It was recently revealed that the Union government placed initial orders with Hyundai for its first electric SUV - the Kona. The Kona was launched by the company in July this year and in just 20 days it managed to garner 152 bookings, which shows how much people want an electric car in the country. Now, the demand may not be as much as a petrol or diesel engine car, but that will happen gradually. In fact thanks to the reduction of GST rate on electric vehicles from 12 per cent to 5 per cent, the company made reductions in the price of the Kona as well and it now retails at ₹ 23.71 lakh (ex-showroom). While we've already given you a consumer perspective about the Kona electric, a report in Mint suggests that the Kona electric is already being used by Power and new and renewable energy minister Raj Kumar Singh, and NTPC chairman and managing director Gurdeep Singh and there are several who are keen to use it.

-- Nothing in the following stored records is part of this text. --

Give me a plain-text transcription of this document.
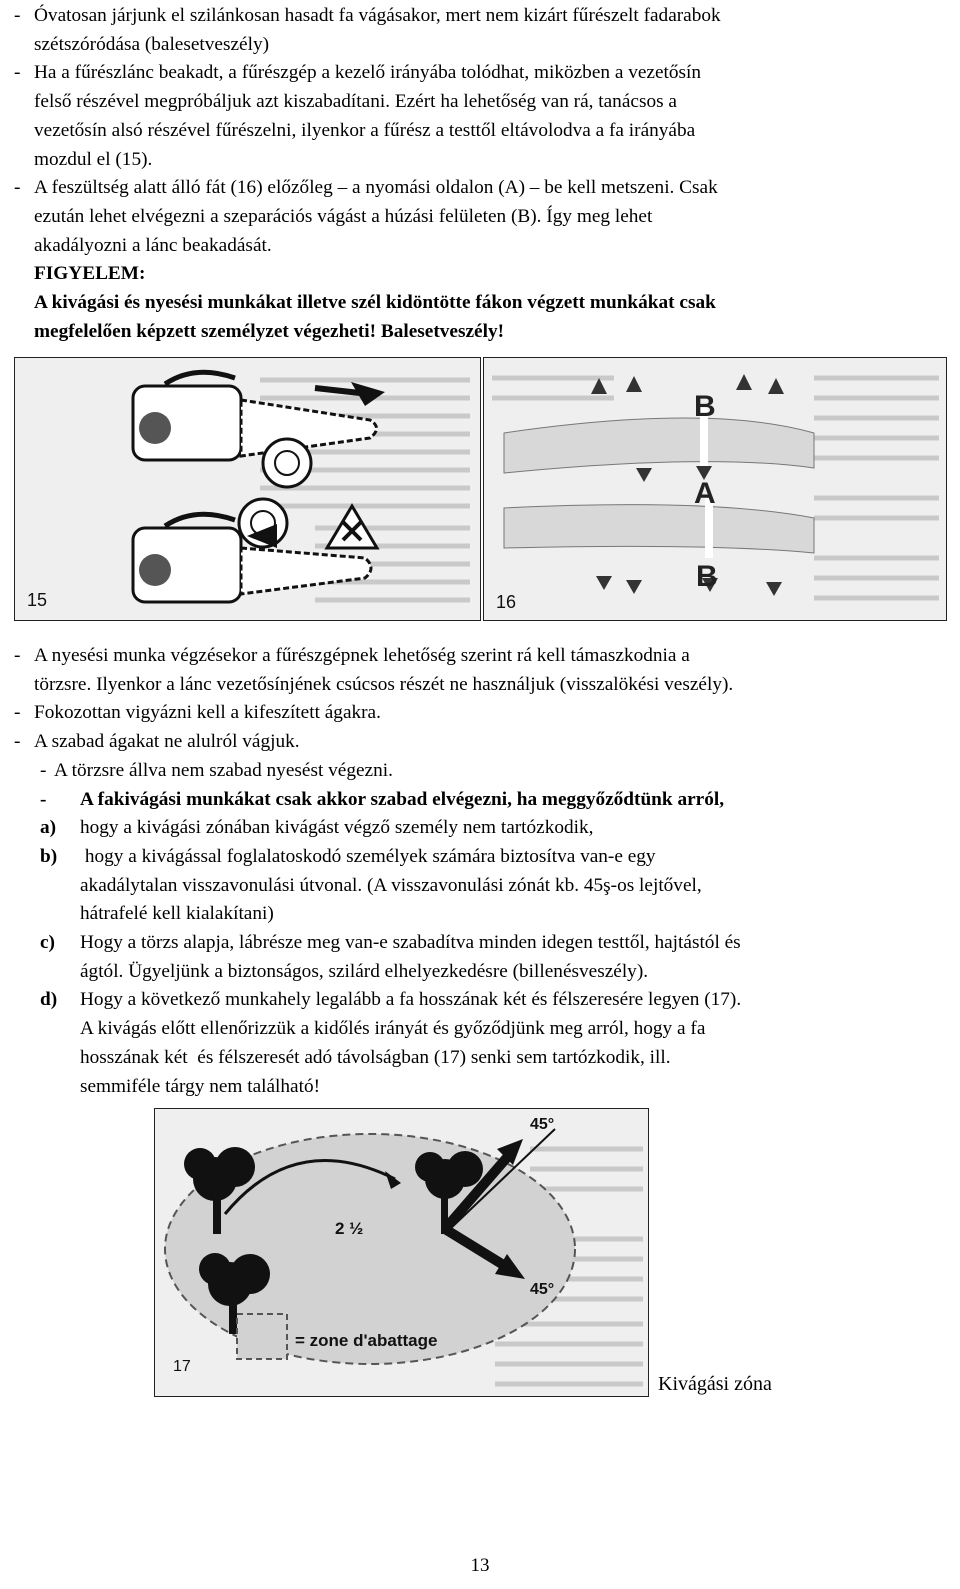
- Óvatosan járjunk el szilánkosan hasadt fa vágásakor, mert nem kizárt fűrészelt fadarabok
szétszóródása (balesetveszély)
- Ha a fűrészlánc beakadt, a fűrészgép a kezelő irányába tolódhat, miközben a vezetősín
felső részével megpróbáljuk azt kiszabadítani. Ezért ha lehetőség van rá, tanácsos a
vezetősín alsó részével fűrészelni, ilyenkor a fűrész a testtől eltávolodva a fa irányába
mozdul el (15).
- A feszültség alatt álló fát (16) előzőleg – a nyomási oldalon (A) – be kell metszeni. Csak
ezután lehet elvégezni a szeparációs vágást a húzási felületen (B). Így meg lehet
akadályozni a lánc beakadását.
FIGYELEM:
A kivágási és nyesési munkákat illetve szél kidöntötte fákon végzett munkákat csak
megfelelően képzett személyzet végezheti! Balesetveszély!
15
B
A
B
16
- A nyesési munka végzésekor a fűrészgépnek lehetőség szerint rá kell támaszkodnia a
törzsre. Ilyenkor a lánc vezetősínjének csúcsos részét ne használjuk (visszalökési veszély).
- Fokozottan vigyázni kell a kifeszített ágakra.
- A szabad ágakat ne alulról vágjuk.
- A törzsre állva nem szabad nyesést végezni.
- A fakivágási munkákat csak akkor szabad elvégezni, ha meggyőződtünk arról,
a) hogy a kivágási zónában kivágást végző személy nem tartózkodik,
b) hogy a kivágással foglalatoskodó személyek számára biztosítva van-e egy
akadálytalan visszavonulási útvonal. (A visszavonulási zónát kb. 45ş-os lejtővel,
hátrafelé kell kialakítani)
c) Hogy a törzs alapja, lábrésze meg van-e szabadítva minden idegen testtől, hajtástól és
ágtól. Ügyeljünk a biztonságos, szilárd elhelyezkedésre (billenésveszély).
d) Hogy a következő munkahely legalább a fa hosszának két és félszeresére legyen (17).
A kivágás előtt ellenőrizzük a kidőlés irányát és győződjünk meg arról, hogy a fa
hosszának két  és félszeresét adó távolságban (17) senki sem tartózkodik, ill.
semmiféle tárgy nem található!
45°
45°
2 ½
= zone d'abattage
17
Kivágási zóna
13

The company has received an order of 10 cars from EESL and Hyundai Motor India has confirmed that only 4 out of the 10 have been delivered.
Now EESL had already placed orders as also procured vehicles from Tata Motors and Mahindra, however, in 2018, a report suggested that government officials were unhappy with the range and performance on offer. The Kona then, comes as a breath of fresh air and according to a statement made to Mint, EESL MD Saurabh Kumar said, "Kona's battery size is almost three times that of these other cars (Tigor and e-Verito). The running cost is just 40 paisa/km. It's a brilliant car in terms of comfort and this is the beauty of EVs anyway."
The Hyundai Kona Electric retails for ₹ 23.71 lakh in India
As far as the EESL orders for electric cars go, only 500 Tigor EVs have been supplied by Tata Motors to EESL so far, while Mahindra has delivered 1,000 e-Veritos. EESL now plans to limit the final order to around 3,000 cars by March 2020 amid an economic slowdown.
The Kona Electric in India gets a 100 kW motor which sends power to the front wheels and the output is equivalent of 131 bhp and 395 Nm of peak torque. It is a compact crossover, similar to Hyundai Creta in terms of size and space but has a design which is not overly futuristic yet sharp enough to distinguish itself on the road. Globally, the Kona Electric gets two battery options, which are a 39.2 kWh unit and a 64 kWh unit, India will only get the former, which offers a certified range of 452 kilometres on single charge. The battery can be fully charged in seven to eight hours and using a fast-charger can charge the battery up to 80 per cent in under an hour. Hyundai customers will be provided with a portable charger and an AC wall box charger. The portable charger will be able to plug into any three-pin 15 Amp socket and charge for a top up to 50 km in less than three hours. The 7.2 kW wall box charger can top up the vehicle within one hour of running up to 50 km.